## Use Case
### Performance Comparison of Reading a Large CSV File with and without Chunking

In this demonstration, we will:

1. Simulate the creation of a large CSV file.
2. Read the CSV file into a Pandas DataFrame in two different ways:
    - Without chunking
    - With chunking
3. Compare the performance of both methods.

In [30]:
import warnings
warnings.filterwarnings('ignore')

In [31]:
import pandas as pd
import numpy as np
import time

from memory_profiler import memory_usage
import time

### Step 1: Simulating a Large CSV File

First, let's create a large CSV file for testing purposes. We will generate a DataFrame with a significant number of rows and save it as a CSV file.

In [24]:
# Simulate a large DataFrame
num_rows = 10**6  # 1 million rows
df = pd.DataFrame({
    'A': np.random.rand(num_rows),
    'B': np.random.randint(1, 100, size=num_rows),
    'C': np.random.choice(['X', 'Y', 'Z'], size=num_rows)
})

# Save the DataFrame to a CSV file
csv_file_path = 'large_file.csv'
df.to_csv(csv_file_path, index=False)

### Step 2: Reading the CSV File Without Chunking

Now, we will read the entire CSV file into a DataFrame without using chunking and measure the execution time.

In [28]:
def read_without_chunking():
    # Measure time for reading without chunking
    start_time = time.time()
    df_full = pd.read_csv(csv_file_path)
    end_time = time.time()
    
    return df_full, end_time - start_time

# Measure memory usage
mem_usage_no_chunking = memory_usage(read_without_chunking)
print(f"Memory usage without chunking: {max(mem_usage_no_chunking) - min(mem_usage_no_chunking):.2f} MiB")

Memory usage without chunking: 102.02 MiB


### Step 3: Reading the CSV File With Chunking

Next, we will read the same CSV file using chunking and measure the execution time.

In [29]:
def read_with_chunking():
    # Measure time for reading with chunking
    start_time = time.time()
    chunks = []
    chunk_size = 100000  # Adjust chunk size as needed

    for chunk in pd.read_csv(csv_file_path, chunksize=chunk_size):
        chunks.append(chunk)

    df_chunked = pd.concat(chunks, ignore_index=True)
    end_time = time.time()
    
    return df_chunked, end_time - start_time

# Measure memory usage
mem_usage_with_chunking = memory_usage(read_with_chunking)
print(f"Memory usage with chunking: {max(mem_usage_with_chunking) - min(mem_usage_with_chunking):.2f} MiB")

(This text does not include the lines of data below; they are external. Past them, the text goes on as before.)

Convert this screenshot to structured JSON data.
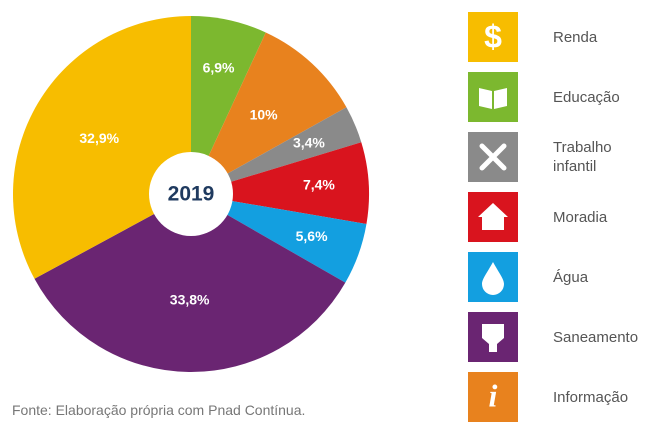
{
  "chart_data": {
    "type": "pie",
    "values": [
      6.9,
      10,
      3.4,
      7.4,
      5.6,
      33.8,
      32.9
    ],
    "value_labels": [
      "6,9%",
      "10%",
      "3,4%",
      "7,4%",
      "5,6%",
      "33,8%",
      "32,9%"
    ],
    "colors": [
      "#7cb82f",
      "#e8821e",
      "#8a8a8a",
      "#d9141e",
      "#139fe0",
      "#6a2572",
      "#f7bd00"
    ],
    "center_label": "2019",
    "source": "Fonte: Elaboração própria com Pnad Contínua."
  },
  "legend": [
    {
      "label": "Renda",
      "color": "#f7bd00"
    },
    {
      "label": "Educação",
      "color": "#7cb82f"
    },
    {
      "label": "Trabalho infantil",
      "color": "#8a8a8a"
    },
    {
      "label": "Moradia",
      "color": "#d9141e"
    },
    {
      "label": "Água",
      "color": "#139fe0"
    },
    {
      "label": "Saneamento",
      "color": "#6a2572"
    },
    {
      "label": "Informação",
      "color": "#e8821e"
    }
  ]
}
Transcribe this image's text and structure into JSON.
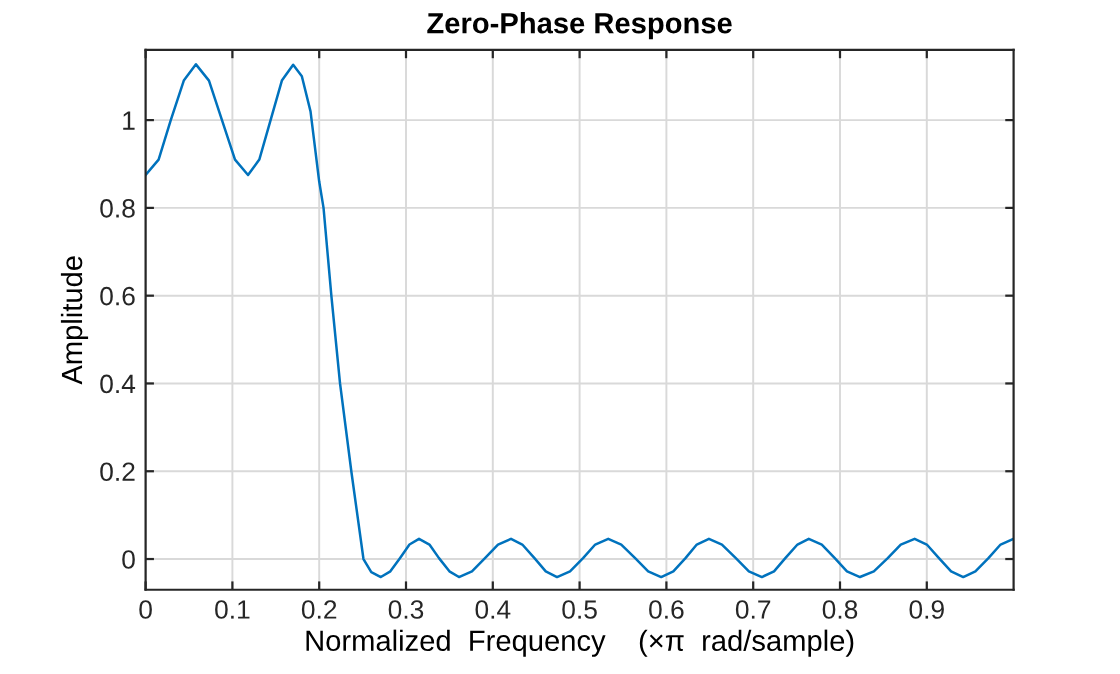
{
  "chart_data": {
    "type": "line",
    "title": "Zero-Phase Response",
    "xlabel": "Normalized  Frequency    (×π  rad/sample)",
    "ylabel": "Amplitude",
    "series": [
      {
        "color": "#0072bd",
        "x": [
          0,
          0.015,
          0.029,
          0.044,
          0.058,
          0.073,
          0.088,
          0.103,
          0.118,
          0.131,
          0.144,
          0.157,
          0.17,
          0.18,
          0.19,
          0.2,
          0.205,
          0.214,
          0.224,
          0.237,
          0.251,
          0.26,
          0.271,
          0.282,
          0.293,
          0.304,
          0.315,
          0.327,
          0.338,
          0.35,
          0.361,
          0.376,
          0.391,
          0.406,
          0.421,
          0.434,
          0.448,
          0.461,
          0.474,
          0.489,
          0.504,
          0.518,
          0.533,
          0.548,
          0.564,
          0.579,
          0.594,
          0.608,
          0.622,
          0.635,
          0.649,
          0.664,
          0.68,
          0.695,
          0.71,
          0.724,
          0.737,
          0.751,
          0.764,
          0.779,
          0.794,
          0.808,
          0.823,
          0.839,
          0.855,
          0.87,
          0.886,
          0.9,
          0.914,
          0.928,
          0.942,
          0.956,
          0.971,
          0.985,
          1.0
        ],
        "values": [
          0.875,
          0.91,
          1.0,
          1.09,
          1.127,
          1.09,
          1.0,
          0.91,
          0.875,
          0.91,
          1.0,
          1.09,
          1.126,
          1.1,
          1.02,
          0.86,
          0.8,
          0.6,
          0.4,
          0.2,
          0,
          -0.03,
          -0.041,
          -0.028,
          0.002,
          0.033,
          0.046,
          0.033,
          0.002,
          -0.028,
          -0.041,
          -0.028,
          0.002,
          0.033,
          0.046,
          0.033,
          0.002,
          -0.028,
          -0.041,
          -0.028,
          0.002,
          0.033,
          0.046,
          0.033,
          0.002,
          -0.028,
          -0.041,
          -0.028,
          0.002,
          0.033,
          0.046,
          0.033,
          0.002,
          -0.028,
          -0.041,
          -0.028,
          0.002,
          0.033,
          0.046,
          0.033,
          0.002,
          -0.028,
          -0.041,
          -0.028,
          0.002,
          0.033,
          0.046,
          0.033,
          0.002,
          -0.028,
          -0.041,
          -0.028,
          0.002,
          0.033,
          0.046
        ]
      }
    ],
    "xlim": [
      0,
      1
    ],
    "xticks": [
      0,
      0.1,
      0.2,
      0.3,
      0.4,
      0.5,
      0.6,
      0.7,
      0.8,
      0.9
    ],
    "ylim": [
      -0.07,
      1.16
    ],
    "yticks": [
      0,
      0.2,
      0.4,
      0.6,
      0.8,
      1
    ],
    "grid": true,
    "line_style": "solid",
    "marker": "none",
    "legend": false
  }
}
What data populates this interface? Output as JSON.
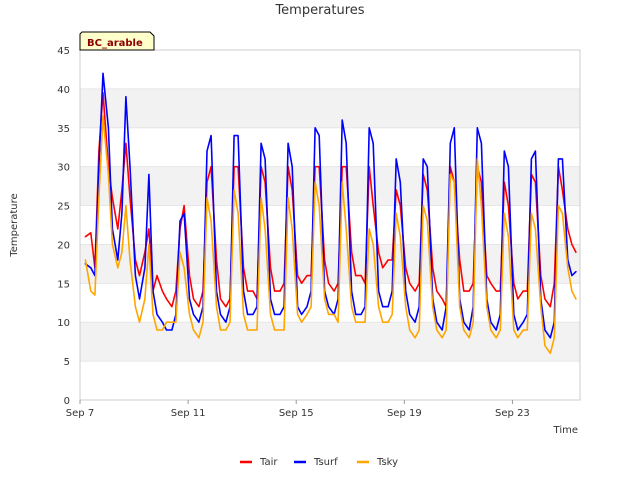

Memory usage with chunking: 35.65 MiB


### Summary of Results

1. **Performance Comparison:** In many cases, reading data in chunks can be as fast as reading the entire file at once, especially if the data is large. Chunking can also help manage memory usage, preventing potential crashes due to memory overload.

2. **Flexibility:** Chunking allows for the processing of large datasets without needing to load the entire dataset into memory, making it a valuable technique for data processing in real-world applications.